The actual number of exposed people is much higher than six (five of these individuals have already died). They’re being honored with the title of “heroes.” But the civilians who were irradiated at the same time (I mean the civil contractors who were also at the center of the testing site, and the doctors at our hospital and the ambulance doctors, and the air-medical responders) will never enjoy such recognition. In three or four years, when they start getting sick and start dying, it won’t prove anything. The documentation about the existence of victims on civilian grounds will be destroyed — it’s already been removed from our hospital — and the examination records will show that the doctors were all in good health. The civilians who were at the test site will also remain in the shadows. None of them went to the hospital, after all. End of story.

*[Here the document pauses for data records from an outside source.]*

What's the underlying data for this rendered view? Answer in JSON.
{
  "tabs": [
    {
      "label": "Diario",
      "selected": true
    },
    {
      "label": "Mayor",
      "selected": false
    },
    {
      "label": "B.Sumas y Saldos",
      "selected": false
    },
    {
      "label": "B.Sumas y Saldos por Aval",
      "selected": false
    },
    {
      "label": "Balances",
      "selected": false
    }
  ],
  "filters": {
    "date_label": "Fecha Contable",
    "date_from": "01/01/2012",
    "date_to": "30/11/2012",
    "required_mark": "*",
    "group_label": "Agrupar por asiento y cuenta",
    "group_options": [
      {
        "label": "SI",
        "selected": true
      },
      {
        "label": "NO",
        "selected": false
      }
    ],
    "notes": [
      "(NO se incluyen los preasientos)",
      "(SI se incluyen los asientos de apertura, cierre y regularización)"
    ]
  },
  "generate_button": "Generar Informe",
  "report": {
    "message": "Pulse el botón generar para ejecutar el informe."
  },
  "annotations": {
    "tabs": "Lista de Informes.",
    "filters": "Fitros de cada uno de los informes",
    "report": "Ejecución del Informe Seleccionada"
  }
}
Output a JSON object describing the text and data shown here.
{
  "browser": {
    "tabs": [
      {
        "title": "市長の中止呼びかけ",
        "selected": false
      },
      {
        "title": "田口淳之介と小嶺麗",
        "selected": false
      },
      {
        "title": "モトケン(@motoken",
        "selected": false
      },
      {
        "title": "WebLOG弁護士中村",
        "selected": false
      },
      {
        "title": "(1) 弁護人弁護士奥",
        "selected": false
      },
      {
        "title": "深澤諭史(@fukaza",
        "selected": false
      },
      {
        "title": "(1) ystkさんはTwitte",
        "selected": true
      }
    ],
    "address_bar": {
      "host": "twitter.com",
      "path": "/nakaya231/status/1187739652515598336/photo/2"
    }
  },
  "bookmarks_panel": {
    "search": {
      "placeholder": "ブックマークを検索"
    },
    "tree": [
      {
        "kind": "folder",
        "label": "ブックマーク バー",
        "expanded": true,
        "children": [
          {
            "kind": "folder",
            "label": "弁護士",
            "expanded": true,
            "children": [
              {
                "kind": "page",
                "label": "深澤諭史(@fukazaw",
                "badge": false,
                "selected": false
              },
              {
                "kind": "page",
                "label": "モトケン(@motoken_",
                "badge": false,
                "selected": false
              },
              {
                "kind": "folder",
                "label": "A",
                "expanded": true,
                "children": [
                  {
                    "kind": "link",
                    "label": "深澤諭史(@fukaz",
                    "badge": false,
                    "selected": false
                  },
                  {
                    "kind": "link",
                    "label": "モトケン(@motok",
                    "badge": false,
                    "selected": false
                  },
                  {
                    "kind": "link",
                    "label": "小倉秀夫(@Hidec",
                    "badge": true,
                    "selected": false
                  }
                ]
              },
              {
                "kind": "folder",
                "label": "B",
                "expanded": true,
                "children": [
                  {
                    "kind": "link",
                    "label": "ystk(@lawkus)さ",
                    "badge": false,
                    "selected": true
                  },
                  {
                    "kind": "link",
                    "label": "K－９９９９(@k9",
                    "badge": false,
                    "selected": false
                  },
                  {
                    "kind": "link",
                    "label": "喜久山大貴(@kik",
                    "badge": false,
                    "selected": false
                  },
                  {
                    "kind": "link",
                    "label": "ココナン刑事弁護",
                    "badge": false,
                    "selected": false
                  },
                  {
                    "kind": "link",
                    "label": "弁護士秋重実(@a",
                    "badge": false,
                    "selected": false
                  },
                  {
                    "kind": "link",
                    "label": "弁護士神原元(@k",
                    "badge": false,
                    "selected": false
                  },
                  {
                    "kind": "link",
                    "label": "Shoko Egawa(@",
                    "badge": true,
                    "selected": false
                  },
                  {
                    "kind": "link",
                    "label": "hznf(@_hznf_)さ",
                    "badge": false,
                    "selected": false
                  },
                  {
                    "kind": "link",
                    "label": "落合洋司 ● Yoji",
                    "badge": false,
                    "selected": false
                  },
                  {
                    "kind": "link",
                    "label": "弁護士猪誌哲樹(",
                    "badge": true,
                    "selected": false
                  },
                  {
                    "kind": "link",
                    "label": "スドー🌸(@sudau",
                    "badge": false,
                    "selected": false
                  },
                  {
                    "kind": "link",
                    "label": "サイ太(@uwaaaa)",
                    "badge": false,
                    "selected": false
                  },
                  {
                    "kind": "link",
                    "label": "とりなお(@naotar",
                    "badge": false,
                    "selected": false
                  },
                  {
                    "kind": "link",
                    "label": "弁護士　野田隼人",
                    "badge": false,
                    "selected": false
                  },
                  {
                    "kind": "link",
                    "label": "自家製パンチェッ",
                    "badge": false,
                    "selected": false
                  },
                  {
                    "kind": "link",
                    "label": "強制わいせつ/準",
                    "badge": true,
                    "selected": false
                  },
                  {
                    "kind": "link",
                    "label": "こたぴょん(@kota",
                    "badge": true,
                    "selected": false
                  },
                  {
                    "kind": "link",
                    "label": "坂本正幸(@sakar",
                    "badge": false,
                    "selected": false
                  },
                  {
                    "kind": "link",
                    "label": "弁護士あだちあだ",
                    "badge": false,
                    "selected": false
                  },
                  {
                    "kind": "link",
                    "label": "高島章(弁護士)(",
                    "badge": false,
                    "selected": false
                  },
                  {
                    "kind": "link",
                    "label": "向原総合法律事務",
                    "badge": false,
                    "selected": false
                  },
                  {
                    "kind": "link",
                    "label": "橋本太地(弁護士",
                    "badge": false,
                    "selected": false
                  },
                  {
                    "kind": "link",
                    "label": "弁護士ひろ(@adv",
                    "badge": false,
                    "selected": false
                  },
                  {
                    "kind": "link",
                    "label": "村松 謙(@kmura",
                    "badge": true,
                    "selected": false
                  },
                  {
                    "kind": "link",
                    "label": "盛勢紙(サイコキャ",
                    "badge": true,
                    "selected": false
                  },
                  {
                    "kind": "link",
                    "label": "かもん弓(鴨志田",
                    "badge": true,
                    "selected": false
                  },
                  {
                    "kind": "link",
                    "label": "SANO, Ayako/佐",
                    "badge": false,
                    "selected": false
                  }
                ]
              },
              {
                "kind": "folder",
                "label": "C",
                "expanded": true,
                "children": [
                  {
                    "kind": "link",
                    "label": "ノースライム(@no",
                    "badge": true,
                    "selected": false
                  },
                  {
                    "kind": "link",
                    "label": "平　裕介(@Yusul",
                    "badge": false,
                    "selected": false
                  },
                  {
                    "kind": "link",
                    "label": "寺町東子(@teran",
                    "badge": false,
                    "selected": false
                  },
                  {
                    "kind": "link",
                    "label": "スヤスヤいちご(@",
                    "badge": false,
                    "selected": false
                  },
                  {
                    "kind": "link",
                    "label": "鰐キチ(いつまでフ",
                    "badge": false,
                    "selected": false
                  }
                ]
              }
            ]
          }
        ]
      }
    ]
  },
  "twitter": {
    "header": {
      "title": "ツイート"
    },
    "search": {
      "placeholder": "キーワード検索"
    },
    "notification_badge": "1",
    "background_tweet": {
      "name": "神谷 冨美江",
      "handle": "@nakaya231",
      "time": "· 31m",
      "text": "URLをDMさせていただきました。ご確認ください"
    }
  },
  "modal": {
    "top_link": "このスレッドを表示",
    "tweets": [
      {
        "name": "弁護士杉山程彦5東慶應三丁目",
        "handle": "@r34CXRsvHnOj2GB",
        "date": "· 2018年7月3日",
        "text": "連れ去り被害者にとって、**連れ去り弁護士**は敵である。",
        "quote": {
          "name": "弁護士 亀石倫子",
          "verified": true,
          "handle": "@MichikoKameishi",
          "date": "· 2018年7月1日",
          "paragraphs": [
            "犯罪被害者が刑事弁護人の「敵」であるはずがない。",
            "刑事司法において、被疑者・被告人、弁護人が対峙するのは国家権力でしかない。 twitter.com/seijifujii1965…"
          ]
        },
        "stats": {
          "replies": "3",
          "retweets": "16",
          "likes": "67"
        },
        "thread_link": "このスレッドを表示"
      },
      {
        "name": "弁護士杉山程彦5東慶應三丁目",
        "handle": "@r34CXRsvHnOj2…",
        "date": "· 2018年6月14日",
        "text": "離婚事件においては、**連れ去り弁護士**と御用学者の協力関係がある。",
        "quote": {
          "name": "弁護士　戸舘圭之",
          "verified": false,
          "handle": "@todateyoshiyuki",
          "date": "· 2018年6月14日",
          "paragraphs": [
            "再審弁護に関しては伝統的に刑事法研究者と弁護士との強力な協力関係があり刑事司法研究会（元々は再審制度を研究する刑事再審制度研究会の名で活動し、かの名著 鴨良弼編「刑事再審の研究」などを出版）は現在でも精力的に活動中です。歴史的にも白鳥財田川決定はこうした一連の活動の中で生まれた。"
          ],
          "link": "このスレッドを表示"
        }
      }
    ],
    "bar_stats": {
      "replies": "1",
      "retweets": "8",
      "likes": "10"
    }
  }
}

Right now, everybody’s trying to calm down. Some of those who treated the patients have already gone on vacation, while others are simply realizing that they’ll never prove anything. At first, everyone wanted to go to court, but the military seized all our documentation about the fact that we’d ever admitted patients with radiation. A judge would ask for the hospital’s information, but everything has been erased. The hospital administrator would respond with a polite letter stating that he found no data about the location of such and such patients contaminated with radiation. And if we filed a Criminal Code 237 lawsuit, all we’ve got in terms of evidence is the cesium-137 found in the one doctor. We still haven’t been given the results of our other examinations.
Our doctor who got the cesium-137 — he simply inhaled it. If they’d warned him, he would have worked just as responsibly, but he’d have worn a respirator. He wouldn’t have breathed in the cesium, he’d have thrown out his clothes, and washed the particles from his skin. They wouldn’t have even needed to disclose to us their [state] secrets about radioactive contamination. But when working with cholera, for example, you’d have immediately told the doctors, like any normal person, “Gentlemen, respirators and protective gear on, everybody.” And that’s it. We don’t need your secrets. We just want not to be contaminated and not to die, at least when it can be avoided easily. Not a word was ever said about this.